Then he dismissed the subject from his mind. Schneider seemed contented, and if he did want to escape, he would without doubt have told the fact to his one friend in the Legion—Jacques.
One day, some two months later, Schneider took Jacques aside.
"You have asked me once or twice," said he, "about my nationality and the place where I came from. I told you I was an Austrian and that was the truth. I am, in fact, a Viennese. My family is one of the oldest in Austria and I left my home and forsook my position on account of an unfortunate love affair. You are my friend, and so I tell you this, trusting that you will keep my secret."
Jacques, greatly flattered by the confidence of the other, swore eternal secrecy, and Schneider went on:
"The girl I loved," said he, "was my equal socially, young, charming, wealthy; she had discarded the attention of half Vienna, had chosen me just as I had chosen her by that instantaneous power of selection which Love alone bestows."
"Oui, oui," said Jacques, scarcely understanding all this and quite at a loss before the melodramatic language of the other, who, in fact, seemed reciting some passage out of a cheap novel rather than some experience from his own life.

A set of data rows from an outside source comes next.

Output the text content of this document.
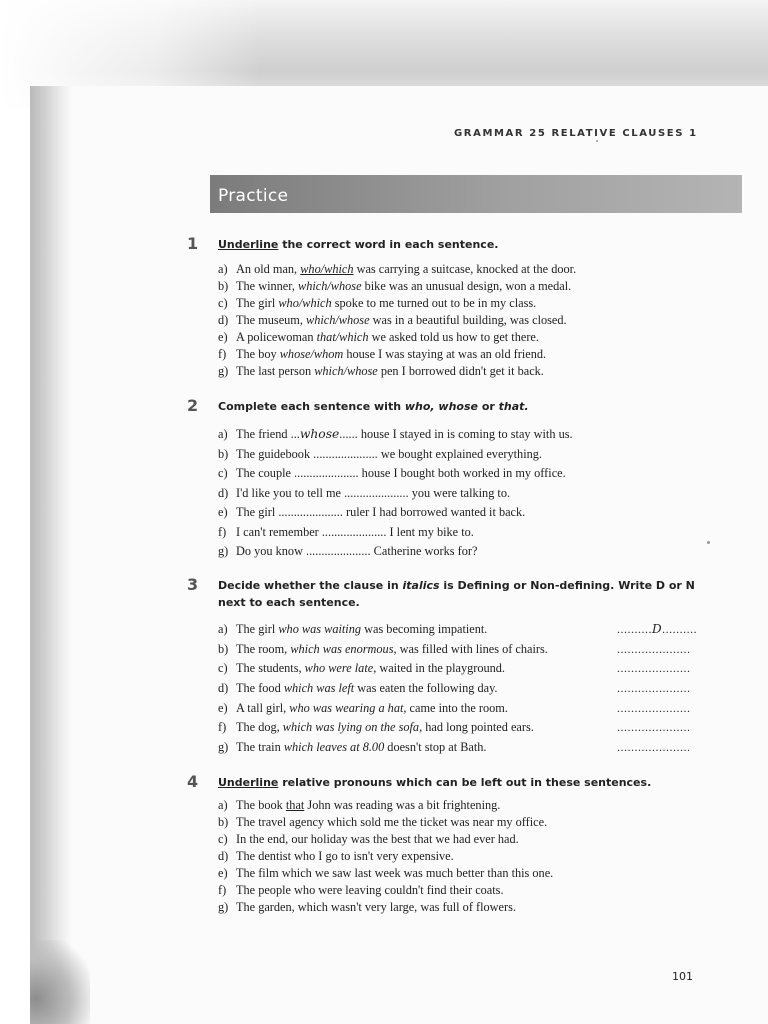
GRAMMAR 25 RELATIVE CLAUSES 1
Practice
1 Underline the correct word in each sentence.
a) An old man, who/which was carrying a suitcase, knocked at the door.
b) The winner, which/whose bike was an unusual design, won a medal.
c) The girl who/which spoke to me turned out to be in my class.
d) The museum, which/whose was in a beautiful building, was closed.
e) A policewoman that/which we asked told us how to get there.
f) The boy whose/whom house I was staying at was an old friend.
g) The last person which/whose pen I borrowed didn't get it back.
2 Complete each sentence with who, whose or that.
a) The friend ...whose...... house I stayed in is coming to stay with us.
b) The guidebook ..................... we bought explained everything.
c) The couple ..................... house I bought both worked in my office.
d) I'd like you to tell me ..................... you were talking to.
e) The girl ..................... ruler I had borrowed wanted it back.
f) I can't remember ..................... I lent my bike to.
g) Do you know ..................... Catherine works for?
3 Decide whether the clause in italics is Defining or Non-defining. Write D or N
next to each sentence.
a) The girl who was waiting was becoming impatient.	..........D..........
b) The room, which was enormous, was filled with lines of chairs.	.....................
c) The students, who were late, waited in the playground.	.....................
d) The food which was left was eaten the following day.	.....................
e) A tall girl, who was wearing a hat, came into the room.	.....................
f) The dog, which was lying on the sofa, had long pointed ears.	.....................
g) The train which leaves at 8.00 doesn't stop at Bath.	.....................
4 Underline relative pronouns which can be left out in these sentences.
a) The book that John was reading was a bit frightening.
b) The travel agency which sold me the ticket was near my office.
c) In the end, our holiday was the best that we had ever had.
d) The dentist who I go to isn't very expensive.
e) The film which we saw last week was much better than this one.
f) The people who were leaving couldn't find their coats.
g) The garden, which wasn't very large, was full of flowers.
101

"Everything went well," continued Schneider, "till one fatal day we quarrelled."
"Ah, mon Dieu," said Jacques. "You quarrelled; and what did you quarrel about?"
"That I cannot tell you," replied Schneider, "It is a matter I do not care to refer to; it is sufficient that we quarrelled. I could not endure life any longer, I left my country and, seeking an active life, I came here."
"You certainly have got what you came to look for," said Jacques; "and what has become of her; does she know where you are?"